CDX Liquidating Trust v. Venrock Assocs., et al
The company was established in 1998 to develop systems for high-speed Internet connections for home computers. After a decision to not respond to an acquisition offer, the company was in financial trouble by 2000 and took an $11 million loan for 90 days and a second loan for $9 million, on which it defaulted. The company exchanged its assets for stock in an amount that would have satisfied creditors and preferred stockholders. The stock, the company's only asset in bankruptcy, fell to a value less than the claims of creditors. Common shareholders brought suit. The district court entered summary judgment for the defendants. The Seventh Circuit reversed and remanded, stating that the company's failure was not likely solely the result of the "burst of the dot-com bubble." Even if the directors were excused from liability for failure to exercise due care, as permitted by Delaware law, there was evidence of disloyalty, which was not excused. Evidence of disloyalty switched the burden of proving "entire fairness" with respect to the loans on the directors. There was enough evidence of causation and that certain preferred stockholders (venture capital groups) aided and abetted the directors to submit the question to a jury.

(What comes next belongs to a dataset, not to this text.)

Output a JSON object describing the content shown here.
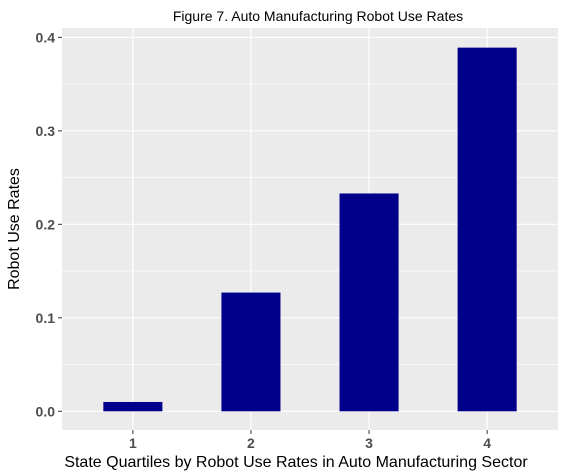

In Re: DVI, Inc. Securities Litigation,
Following disclosure of misrepresentations and omissions concerning collateral, the company, which provides loans for purchase of medical equipment, sought bankruptcy protection. The district court certified a class of investors for litigation under the Securities Exchange Act, 15 U.S.C. 78j with respect to all but one defendant. The Third Circuit affirmed. Class certification requires that issues common to the class predominate over other issues; defendants argued that some "in-and-out" traders did not rely on the disclosures and did not have losses caused by the alleged omissions. The district court correctly examined the relationship between disclosures and security prices and applied a presumption of reliance so that plaintiffs were not required to prove causation at the certification stage. Denial of class certification with respect to a law firm defendant was proper because the presumption of reliance and causation does not apply; the allegedly deceptive conduct was not publicly attributable to the firm, which did not file the deceptive documents.